I was transferred back to the care of the surgeons who had removed my gall bladder, who this time were far less welcoming, and seemed to consider me a waste of time. However, having had more than enough pain and vomiting for one year crammed into a matter of days, I refused to go home without some form of medical help, and Jarred thankfully backed me up on this because it gave him a few days where he could leave the toilet seat up without being nagged.

First of all, I had a chest x-ray. Being a somewhat busty woman, this was actually quite difficult, because when I was told to press my chest against the flat surface of the x-ray machine, my stomach couldn’t touch the surface, and perhaps this is why the x-ray showed nothing.

Next, they tried a CT scan, which is like being passed through the hole in the centre of a large polo mint. I was quite happy to watch the cameras spinning around me; it was strangely hypnotic. They took one scan without any dye injected, and then another with the dye which would highlight my blood vessels to spot any problems occurring in the cardiovascular system. The only thing wrong with this dye is, because of its ability to produce a sensation of warmth in the thighs, it quite honestly felt like I had wet myself. Apparently this sensation is perfectly normal, I was assured by the radiographer, and I was relieved to find that I hadn’t wet myself at all.

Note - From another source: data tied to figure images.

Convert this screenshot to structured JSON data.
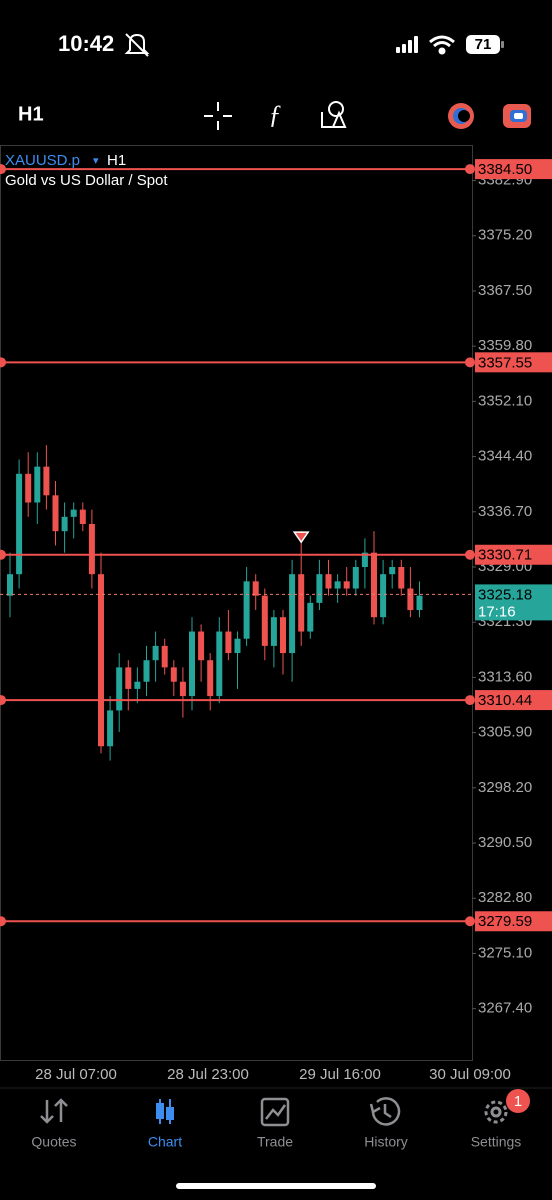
{
  "status_bar": {
    "time": "10:42",
    "battery": "71"
  },
  "toolbar": {
    "timeframe": "H1"
  },
  "chart_data": {
    "type": "candlestick",
    "symbol": "XAUUSD.p",
    "symbol_menu": "▾",
    "timeframe": "H1",
    "title": "Gold vs US Dollar / Spot",
    "up_color": "#26a69a",
    "down_color": "#ef5350",
    "open": [
      3325,
      3328,
      3342,
      3338,
      3343,
      3339,
      3334,
      3336,
      3337,
      3335,
      3328,
      3304,
      3309,
      3315,
      3312,
      3313,
      3316,
      3318,
      3315,
      3313,
      3311,
      3320,
      3316,
      3311,
      3320,
      3317,
      3319,
      3327,
      3325,
      3318,
      3322,
      3317,
      3328,
      3320,
      3324,
      3328,
      3326,
      3327,
      3326,
      3329,
      3331,
      3322,
      3328,
      3329,
      3326,
      3323
    ],
    "high": [
      3331,
      3344,
      3345,
      3345,
      3346,
      3341,
      3338,
      3338,
      3338,
      3337,
      3331,
      3311,
      3317,
      3316,
      3315,
      3318,
      3320,
      3319,
      3316,
      3315,
      3322,
      3321,
      3317,
      3322,
      3323,
      3320,
      3329,
      3328,
      3326,
      3323,
      3323,
      3330,
      3334,
      3325,
      3330,
      3330,
      3328,
      3329,
      3330,
      3333,
      3334,
      3330,
      3330,
      3330,
      3329,
      3327
    ],
    "low": [
      3322,
      3326,
      3336,
      3335,
      3337,
      3332,
      3331,
      3333,
      3334,
      3326,
      3303,
      3302,
      3306,
      3309,
      3310,
      3311,
      3313,
      3314,
      3311,
      3308,
      3309,
      3313,
      3309,
      3310,
      3316,
      3312,
      3318,
      3323,
      3316,
      3315,
      3314,
      3313,
      3318,
      3319,
      3323,
      3325,
      3324,
      3325,
      3325,
      3326,
      3321,
      3321,
      3326,
      3325,
      3322,
      3322
    ],
    "close": [
      3328,
      3342,
      3338,
      3343,
      3339,
      3334,
      3336,
      3337,
      3335,
      3328,
      3304,
      3309,
      3315,
      3312,
      3313,
      3316,
      3318,
      3315,
      3313,
      3311,
      3320,
      3316,
      3311,
      3320,
      3317,
      3319,
      3327,
      3325,
      3318,
      3322,
      3317,
      3328,
      3320,
      3324,
      3328,
      3326,
      3327,
      3326,
      3329,
      3331,
      3322,
      3328,
      3329,
      3326,
      3323,
      3325
    ],
    "ylim": [
      3260.24,
      3387.86
    ],
    "yticks": [
      {
        "value": 3382.9,
        "label": "3382.90"
      },
      {
        "value": 3375.2,
        "label": "3375.20"
      },
      {
        "value": 3367.5,
        "label": "3367.50"
      },
      {
        "value": 3359.8,
        "label": "3359.80"
      },
      {
        "value": 3352.1,
        "label": "3352.10"
      },
      {
        "value": 3344.4,
        "label": "3344.40"
      },
      {
        "value": 3336.7,
        "label": "3336.70"
      },
      {
        "value": 3329,
        "label": "3329.00"
      },
      {
        "value": 3321.3,
        "label": "3321.30"
      },
      {
        "value": 3313.6,
        "label": "3313.60"
      },
      {
        "value": 3305.9,
        "label": "3305.90"
      },
      {
        "value": 3298.2,
        "label": "3298.20"
      },
      {
        "value": 3290.5,
        "label": "3290.50"
      },
      {
        "value": 3282.8,
        "label": "3282.80"
      },
      {
        "value": 3275.1,
        "label": "3275.10"
      },
      {
        "value": 3267.4,
        "label": "3267.40"
      }
    ],
    "levels": [
      {
        "value": 3384.5,
        "label": "3384.50"
      },
      3357.55,
      3330.71,
      3310.44,
      3279.59
    ],
    "current_price": 3325.18,
    "countdown": "17:16",
    "x_labels": [
      "28 Jul 07:00",
      "28 Jul 23:00",
      "29 Jul 16:00",
      "30 Jul 09:00"
    ]
  },
  "nav": {
    "items": [
      "Quotes",
      "Chart",
      "Trade",
      "History",
      "Settings"
    ],
    "badge": "1"
  }
}
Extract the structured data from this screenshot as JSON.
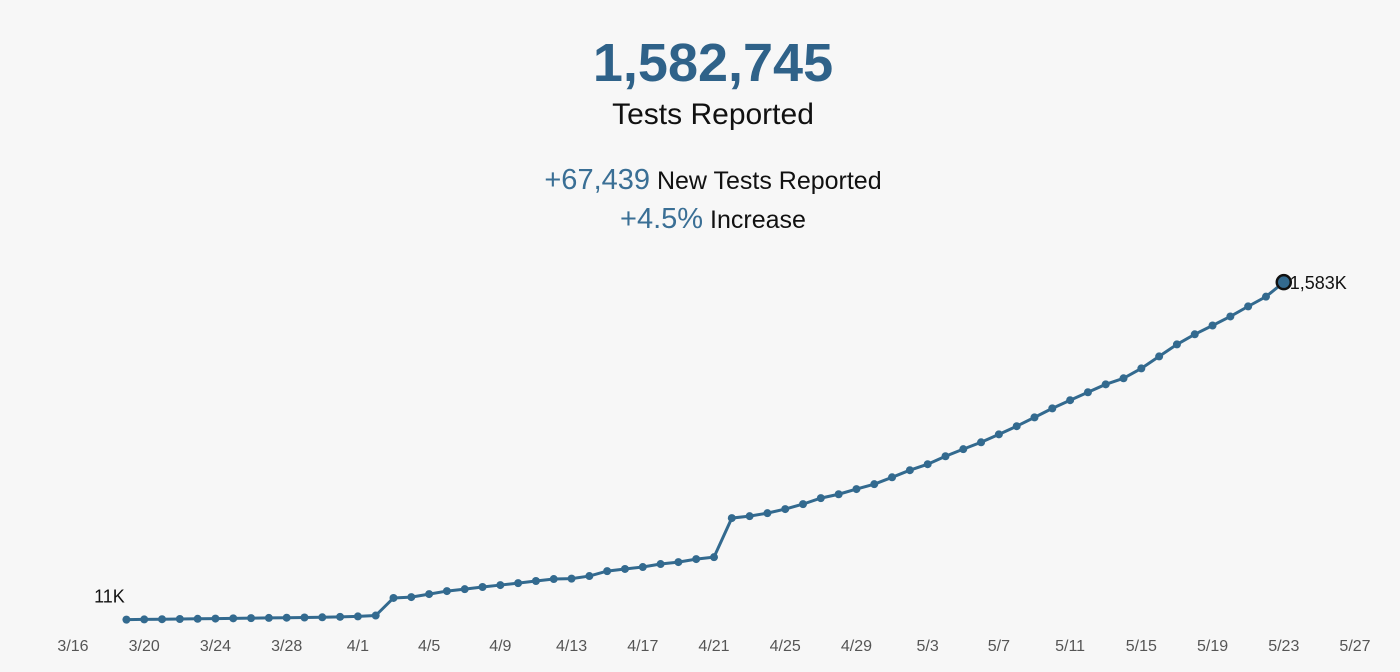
{
  "header": {
    "total": "1,582,745",
    "total_label": "Tests Reported",
    "new": "+67,439",
    "new_label": "New Tests Reported",
    "increase": "+4.5%",
    "increase_label": "Increase"
  },
  "chart_data": {
    "type": "line",
    "color": "#336a8f",
    "x": [
      "3/19",
      "3/20",
      "3/21",
      "3/22",
      "3/23",
      "3/24",
      "3/25",
      "3/26",
      "3/27",
      "3/28",
      "3/29",
      "3/30",
      "3/31",
      "4/1",
      "4/2",
      "4/3",
      "4/4",
      "4/5",
      "4/6",
      "4/7",
      "4/8",
      "4/9",
      "4/10",
      "4/11",
      "4/12",
      "4/13",
      "4/14",
      "4/15",
      "4/16",
      "4/17",
      "4/18",
      "4/19",
      "4/20",
      "4/21",
      "4/22",
      "4/23",
      "4/24",
      "4/25",
      "4/26",
      "4/27",
      "4/28",
      "4/29",
      "4/30",
      "5/1",
      "5/2",
      "5/3",
      "5/4",
      "5/5",
      "5/6",
      "5/7",
      "5/8",
      "5/9",
      "5/10",
      "5/11",
      "5/12",
      "5/13",
      "5/14",
      "5/15",
      "5/16",
      "5/17",
      "5/18",
      "5/19",
      "5/20",
      "5/21",
      "5/22",
      "5/23"
    ],
    "values": [
      11,
      12,
      13,
      14,
      15,
      16,
      17,
      18,
      19,
      20,
      21,
      22,
      24,
      26,
      30,
      112,
      116,
      130,
      144,
      153,
      163,
      172,
      181,
      191,
      200,
      202,
      214,
      237,
      247,
      256,
      270,
      279,
      293,
      302,
      484,
      493,
      507,
      526,
      549,
      577,
      595,
      619,
      642,
      674,
      707,
      735,
      772,
      805,
      837,
      874,
      912,
      953,
      995,
      1033,
      1070,
      1107,
      1135,
      1181,
      1237,
      1293,
      1340,
      1381,
      1423,
      1470,
      1515.306,
      1582.745
    ],
    "value_labels": [
      "11K",
      null,
      null,
      null,
      null,
      null,
      null,
      null,
      null,
      null,
      null,
      null,
      null,
      null,
      null,
      null,
      null,
      null,
      null,
      null,
      null,
      null,
      null,
      null,
      null,
      null,
      null,
      null,
      null,
      null,
      null,
      null,
      null,
      null,
      null,
      null,
      null,
      null,
      null,
      null,
      null,
      null,
      null,
      null,
      null,
      null,
      null,
      null,
      null,
      null,
      null,
      null,
      null,
      null,
      null,
      null,
      null,
      null,
      null,
      null,
      null,
      null,
      null,
      null,
      null,
      "1,583K"
    ],
    "xlim": [
      "3/16",
      "5/27"
    ],
    "xticks": [
      "3/16",
      "3/20",
      "3/24",
      "3/28",
      "4/1",
      "4/5",
      "4/9",
      "4/13",
      "4/17",
      "4/21",
      "4/25",
      "4/29",
      "5/3",
      "5/7",
      "5/11",
      "5/15",
      "5/19",
      "5/23",
      "5/27"
    ],
    "ylim": [
      0,
      1700
    ]
  }
}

The CT scan showed nothing, so then I had to have an MRI scan. Of all the tests I had had, this was the one that made me feel deeply uncomfortable. My face was less than a foot away from the white roof of the tunnel, and I imagine that for anyone with full-blown claustrophobia it is a daunting experience. I managed to keep calm, although I couldn’t help being annoyed that the grey stripe painted along the roof of the tunnel was off-centre and wonky.

The night after having the MRI scan, a registrar came to visit me while my parents and Jarred were there. He told us that he had seen nothing on the scan, despite him not having the special training on interpreting MRI scan results, and when I pointed out where the pains were the most intense, he told me that it wasn’t the liver that was hurting, despite the fact that the liver spans the abdomen just below the diaphragm, which was where I was pointing. My mum, who is a nutritionist herself, looked like she wanted to rugby tackle the registrar to the ground, and both my dad and Jarred who have no medical background at all knew where the liver was. The registrar tried to discharge me, but I refused until the pains had been dealt with properly. Little did I realise at the time that my stubbornness would prove to be such a wise decision.